Armenhaus Sri Lanka: Auf der Suche nach einem Tropfen Benzin
Sri Lanka steckt mitten in der schwersten Wirtschaftskrise seit Jahrzehnten. Unmut und Wut in der Bevölkerung wachsen. Unterwegs mit Lasanda Deepthi: Die Tanknadel ihrer Auto-Rikscha bestimmt ihren Alltag.
Die Tanknadel bestimmt den Alltag
Lasanda Deepthi ist 43 Jahre alt und gehört zu den wenigen Frauen, die in Sri Lanka eine Auto-Rikscha, auch Tuktuk genannt, fahren. Die Tankanzeige ihres himmelblauen Gefährts wird zum wichtigsten Instrument in ihrem Alltag. Die Nadel der Anzeige bestimmt ihren Tagesablauf und wie viele Fahrten sie am Tag anbieten kann.
Teure Lebenszeitverschwendung
Wenn die Tanknadel in den roten Bereich wandert, reiht sich die Fahrerin in einer der langen Schlangen an den Tankstellen ein. Oft wartet sie dort nicht weniger als zwölf Stunden auf Benzin. Die Spritpreise steigen kontinuierlich: Mittlerweile bezahlt sie an der Zapfsäule mehr als 150 Prozent mehr als noch vor acht Monaten.
Schlimmste Wirtschaftskrise
Deepthi ist eine von Millionen Menschen in Sri Lanka, die gegen die galoppierende Inflation, sinkende Einkommen und Engpässe in der alltäglichen Versorgung kämpfen. Vom Treibstoff bis zu Medikamenten: Viele Güter des täglichen Bedarfs sind zu teuer geworden. Das Land befindet sich in einer der schlimmsten Wirtschaftskrisen seit seiner Unabhängigkeit im Jahr 1948.
Steigende Inflation
Seit sieben Jahren macht Lasanda Deepthi diesen Job und hält damit ihre fünfköpfige Familie über Wasser. Sie arbeitet mit einer App für Mitfahrgelegenheiten - PickMe. Zu Hause geht sie ihr Spesenbuch durch. Ihr monatliches Einkommen von etwa 50.000 Sri-Lanka-Rupien ist durch die Inflation auf weniger als die Hälfte gefallen. Im Jahresvergleich ist die Inflation um 30 Prozent gestiegen.
Benzin als Mangelware
Während sie heißes Wasser für Tee über offenem Feuer erwärmt, erzählt Deepthi von ihrem mühsamen Alltag. Mehrfach stand sie in der Schlange vor der Tankstelle, und als sie endlich an der Reihe war, war das Benzin ausverkauft.

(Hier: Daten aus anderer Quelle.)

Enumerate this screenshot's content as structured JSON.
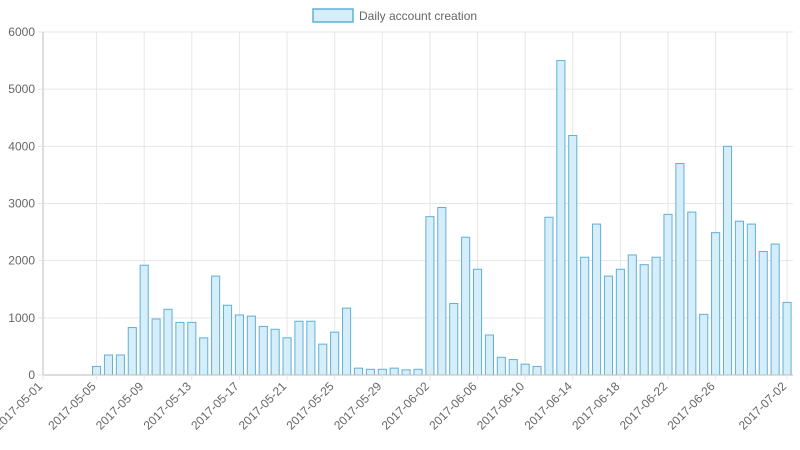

Deepthi wohnt in einem kleinen Mietshaus am Rande der Hauptstadt Colombo. Die beiden Zimmer des Hauses muss sie sich mit ihren drei Brüdern und ihrer Mutter teilen.
Tag und Nacht
Die Wartezeiten an den Tankstellen werden immer länger. Mitte Mai harrte Deepthi sogar zweieinhalb Tage in der Schlange vor einer Tankstelle aus. Ihr Bruder stand ihr als Begleitung zur Seite: "Ich kann nicht beschreiben, wie schlimm das ist. Manchmal fühle ich mich in der Nacht nicht sicher, aber es gibt nichts, was ich tun kann."
Routine bestimmt ihr Leben
Jeden Morgen, nachdem sie sich angezogen hat, wäscht Deepthi ihr TukTuk. Dann entzündet sie ein Räucherstäbchen, um auf göttlichen Segen zu hoffen. Erst danach macht sie sich auf die Suche nach den günstigsten Tankstellen mit Vorrat. Jeder Tag ist eine neue Herausforderung.
Keine Hoffnung auf schnelle Besserung
Die aktuelle Krise ist eine Folge der COVID-19-Pandemie und der Steuersenkungen, die von der Regierung beschlossen wurden. Lasanda Deepthi ist völlig desillusioniert: "Ich kann mir kaum genug Reis und Gemüse für meine Familie leisten", sagt sie. "Ich kann keine Medikamente finden, die meine Mutter braucht. Wovon werden wir im nächsten Monat leben? Ich weiß nicht, wie unsere Zukunft aussehen wird."